Abstract: Performance of nonlinear optimization problems depend on the solution method used, a nontrivial selection requiring expert knowledge. The best modeling practice has traditionally been to keep the solution methods available in mind, limiting the freedom of the modeler. The talk will discuss problem characteristics that may guide the automatic selection of the best fitting method including identification of special problem classes, presolve and deciding between first and second order methods.
  
Title: Tour de MOSEK 7: The Short Version
 Presenting Author: Erling Andersen,CEO, MOSEK ApS, Fruebjergvej 3, Box 16, DK-2100, Copenhagen, Denmark, e.d.andersen@mosek.com
 
Abstract: We present the new features in MOSEK version 7. These features includes support for semi-definite optimization, a new API for building conic optimization models easily and a new mixed-integer optimizer.
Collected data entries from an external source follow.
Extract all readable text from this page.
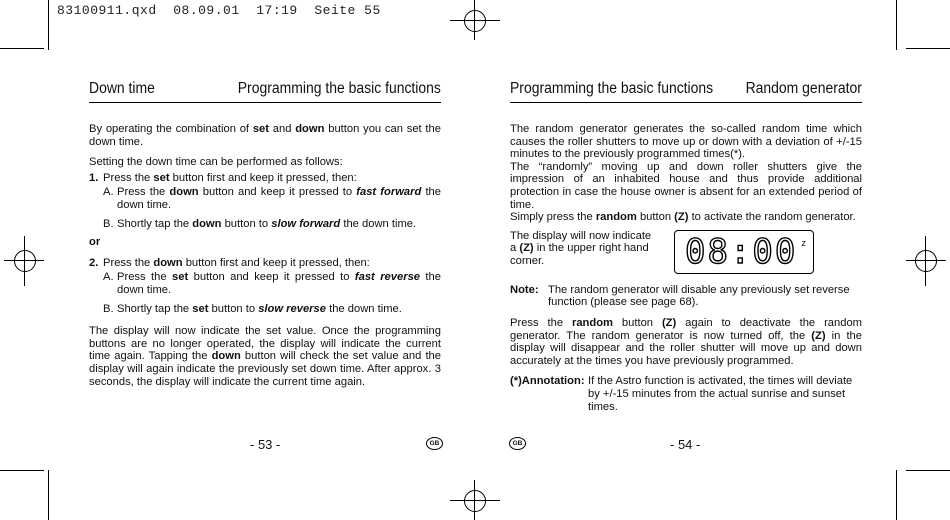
83100911.qxd  08.09.01  17:19  Seite 55
Down time	Programming the basic functions

By operating the combination of set and down button you can set the down time.

Setting the down time can be performed as follows:

1. Press the set button first and keep it pressed, then:
A. Press the down button and keep it pressed to fast forward the down time.
B. Shortly tap the down button to slow forward the down time.
or
2. Press the down button first and keep it pressed, then:
A. Press the set button and keep it pressed to fast reverse the down time.
B. Shortly tap the set button to slow reverse the down time.

The display will now indicate the set value. Once the programming buttons are no longer operated, the display will indicate the current time again. Tapping the down button will check the set value and the display will again indicate the previously set down time. After approx. 3 seconds, the display will indicate the current time again.

- 53 -	GB
Programming the basic functions Random generator

The random generator generates the so-called random time which causes the roller shutters to move up or down with a deviation of +/-15 minutes to the previously programmed times(*).

The “randomly” moving up and down roller shutters give the impression of an inhabited house and thus provide additional protection in case the house owner is absent for an extended period of time.

Simply press the random button (Z) to activate the random generator.

The display will now indicate a (Z) in the upper right hand corner.	08:00 z
Note: The random generator will disable any previously set reverse function (please see page 68).

Press the random button (Z) again to deactivate the random generator. The random generator is now turned off, the (Z) in the display will disappear and the roller shutter will move up and down accurately at the times you have previously programmed.

(*)Annotation: If the Astro function is activated, the times will deviate by +/-15 minutes from the actual sunrise and sunset times.
GB	- 54 -
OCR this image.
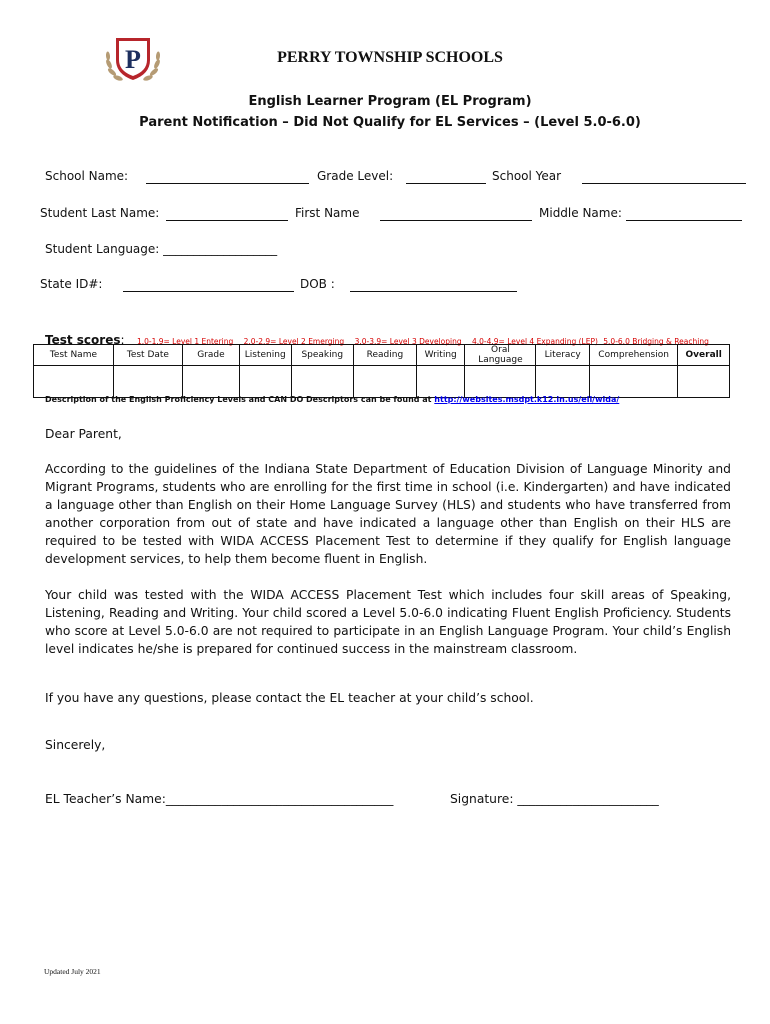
P	PERRY TOWNSHIP SCHOOLS
English Learner Program (EL Program)
Parent Notification – Did Not Qualify for EL Services – (Level 5.0-6.0)
School Name:	Grade Level:	School Year
Student Last Name:	First Name	Middle Name:
Student Language: ___________________
State ID#:	DOB :
Test scores: 1.0-1.9= Level 1 Entering 2.0-2.9= Level 2 Emerging 3.0-3.9= Level 3 Developing 4.0-4.9= Level 4 Expanding (LEP) 5.0-6.0 Bridging & Reaching
Test Name	Test Date	Grade	Listening	Speaking	Reading	Writing	Oral Language	Literacy	Comprehension	Overall

Description of the English Proficiency Levels and CAN DO Descriptors can be found at http://websites.msdpt.k12.in.us/ell/wida/
Dear Parent,
According to the guidelines of the Indiana State Department of Education Division of Language Minority and Migrant Programs, students who are enrolling for the first time in school (i.e. Kindergarten) and have indicated a language other than English on their Home Language Survey (HLS) and students who have transferred from another corporation from out of state and have indicated a language other than English on their HLS are required to be tested with WIDA ACCESS Placement Test to determine if they qualify for English language development services, to help them become fluent in English.
Your child was tested with the WIDA ACCESS Placement Test which includes four skill areas of Speaking, Listening, Reading and Writing. Your child scored a Level 5.0-6.0 indicating Fluent English Proficiency. Students who score at Level 5.0-6.0 are not required to participate in an English Language Program. Your child’s English level indicates he/she is prepared for continued success in the mainstream classroom.
If you have any questions, please contact the EL teacher at your child’s school.
Sincerely,
EL Teacher’s Name:_____________________________________	Signature: _______________________
Updated July 2021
Finally, we will discuss the expected performance improvements from upgrading from version 6 if time permits.
  
Title: Exact and Heuristic Approaches for Directional Sensor Control
 Presenting Author: Hans Mittelmann,Arizona State University, Box 871804, Tempe AZ, United States of America, MITTELMANN@asu.edu
 Co-Author: Domenico Salvagnin,DEI, University of Padova, Via Gradenigo 6/B, 35131 Padova, Italy, dominiqs@gmail.com
 
Abstract: The Directional Sensor Control problem (DSCP) consists in assigning a direction of view to each sensor with the goal of maximizing information gain on the location of a given set of target objects. In this paper we study and computationally evaluate exact and approximate approaches for the DSCP. In particular, we propose an exact mixed integer convex programming (MICP) formulation and several meta-heuristic approaches.
  
Title: Mixed Integer Programming: Analyzing 12 Years of Progress
 Presenting Author: Roland Wunderling,IBM, Annenstrasse 9, Graz 8020, Austria, roland.wunderling@at.ibm.com
 Co-Author: Tobias Achterberg,IBM, Takustra├če 7, Berlin, Germany, achterberg@zib.de
 
Abstract: In this talk we outline an unbiased way to analyze benchmark results and apply this scheme to assess the contribution of the main components in CPLEX 12.5 to the ability to solve MIPs. We highlight some of the more recent features, in particular the deterministic parallel optimizer.